Tom Holland has tried to tame surging rumours that he is front-runner to succeed Daniel Craig as James Bond, telling Gordon Ramsay during a July 31 instalment of the YouTube show Scrambled that talk of 007 is “just speculation for now… we’ll get there one day.”
The 29-year-old’s caution has done little to cool industry chatter: Amazon MGM’s new Bond regime is understood to be compiling a shortlist of British actors under 30, and sources name Holland, Jacob Elordi and Harris Dickinson among those under active consideration.
Producer Barbara Broccoli signalled the youth pivot last November, saying the next 007 would likely be in his 30s and that “whiteness is not a given,” a break from past casting orthodoxies. Holland, for his part, has pursued the role before: in 2021 he pitched Sony an origin-story Bond film centred on a teenage spy, an idea the studio declined.
The timetable appears to align. Amazon’s reboot—now officially Bond 26—has Denis Villeneuve in the director’s chair and Peaky Blinders creator Steven Knight writing, with insiders pointing to a 2028 release. Holland is locked into Spider-Man: Brand New Day for summer 2026 and has publicly said he intends “to take a bit more time off in 2027,” potentially freeing space for a multi-film Bond commitment.

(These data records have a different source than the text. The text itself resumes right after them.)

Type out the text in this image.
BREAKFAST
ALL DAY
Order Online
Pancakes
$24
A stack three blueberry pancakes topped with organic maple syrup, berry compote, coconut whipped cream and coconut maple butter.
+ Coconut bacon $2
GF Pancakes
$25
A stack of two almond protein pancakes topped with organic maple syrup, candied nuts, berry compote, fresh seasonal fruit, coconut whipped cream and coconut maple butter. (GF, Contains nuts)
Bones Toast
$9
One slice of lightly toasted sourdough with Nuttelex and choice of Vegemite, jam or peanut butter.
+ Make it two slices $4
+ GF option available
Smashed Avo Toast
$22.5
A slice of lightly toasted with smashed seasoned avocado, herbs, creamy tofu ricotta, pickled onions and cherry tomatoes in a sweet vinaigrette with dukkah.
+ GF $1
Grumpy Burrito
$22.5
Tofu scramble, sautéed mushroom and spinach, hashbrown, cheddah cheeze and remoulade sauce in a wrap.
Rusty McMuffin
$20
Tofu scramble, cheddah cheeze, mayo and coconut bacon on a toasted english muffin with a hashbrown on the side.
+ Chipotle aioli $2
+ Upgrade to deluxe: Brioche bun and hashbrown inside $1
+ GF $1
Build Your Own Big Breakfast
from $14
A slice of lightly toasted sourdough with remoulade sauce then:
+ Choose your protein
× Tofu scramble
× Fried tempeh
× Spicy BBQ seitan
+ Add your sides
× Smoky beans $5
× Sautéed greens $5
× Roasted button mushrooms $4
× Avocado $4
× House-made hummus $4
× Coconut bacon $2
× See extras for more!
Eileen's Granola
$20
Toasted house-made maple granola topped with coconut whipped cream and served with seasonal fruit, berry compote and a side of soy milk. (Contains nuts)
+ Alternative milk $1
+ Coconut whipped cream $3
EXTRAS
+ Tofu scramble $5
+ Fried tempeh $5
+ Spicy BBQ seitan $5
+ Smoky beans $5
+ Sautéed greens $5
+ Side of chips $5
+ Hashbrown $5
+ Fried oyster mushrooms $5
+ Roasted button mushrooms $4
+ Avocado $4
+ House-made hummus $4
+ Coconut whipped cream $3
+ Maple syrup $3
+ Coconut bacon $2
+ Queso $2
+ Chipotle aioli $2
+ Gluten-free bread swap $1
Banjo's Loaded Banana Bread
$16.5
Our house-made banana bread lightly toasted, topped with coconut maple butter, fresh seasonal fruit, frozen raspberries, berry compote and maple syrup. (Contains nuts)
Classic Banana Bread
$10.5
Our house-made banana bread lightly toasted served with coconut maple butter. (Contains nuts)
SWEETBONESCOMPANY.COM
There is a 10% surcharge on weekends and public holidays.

Variety’s report that Amazon wants “something radically fresh” has fuelled online betting markets and social-media speculation, though the studio and Eon Productions insist no casting meetings have taken place. Holland reiterated through a representative that he feels “honoured by the conversation” but has not been contacted, keeping Britain’s most coveted tuxedo unclaimed—for now.